Wir sind dann glück­lich, wenn wir uns breit auf­stel­len, in dem wir die inne­re Plu­ra­li­tät und Agi­li­tät för­dern. Dafür müs­sen wir aktiv sor­gen. Wir müs­sen eine inne­re Balan­ce unse­rer Rol­len schaf­fen. Und das heißt auch: Gren­zen für man­che die­ser Rol­len aus­ma­chen.

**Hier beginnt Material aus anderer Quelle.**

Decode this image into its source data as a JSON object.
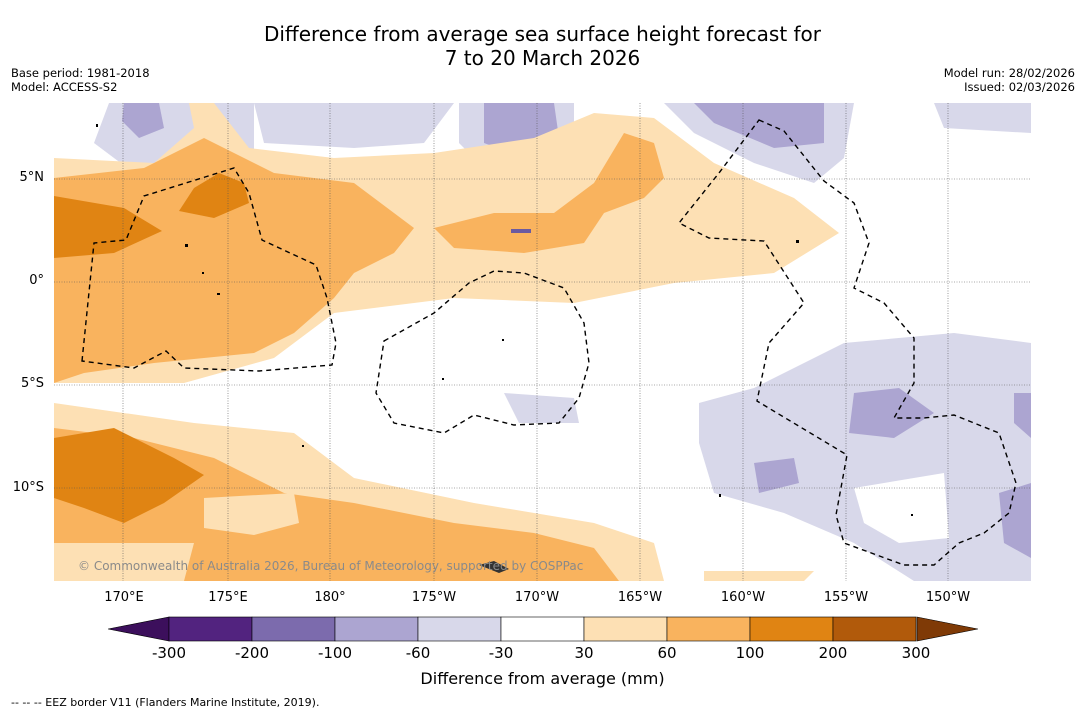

Um den Blick auf mei­ne Rol­len im Arbeits­all­tag und mög­li­che „Gegen­spie­le­rin­nen“ zu schär­fen, ver­sank ich bei der nächs­ten Zug­fahrt in dem Buch: „Las­sen Sie es in Ihrer Pra­xis“ (Nor­cross & Guy, 2010), einem Rat­ge­ber für Psychotherapeut*innen „in ihrem all­täg­li­chen Kampf um die Balan­ce zwi­schen beruf­li­chem und indi­vi­du­el­lem Leben“. Er lässt sich auch für mei­nen Berufs­kon­text der Bera­tung und des Coa­chings gut lesen. In mei­nen Augen soll­te jeder Beruf ein sol­ches Buch von Nor­cross und Guy haben!

 

Lite­ra­tur­ver­weis:

Nor­cross, J. C. & Guy J. D. (2010). Las­sen Sie es in Ihrer Pra­xis. Wie Psy­cho­the­ra­peu­ten für sich selbst sor­gen kön­nen. Göt­tin­gen: Huber.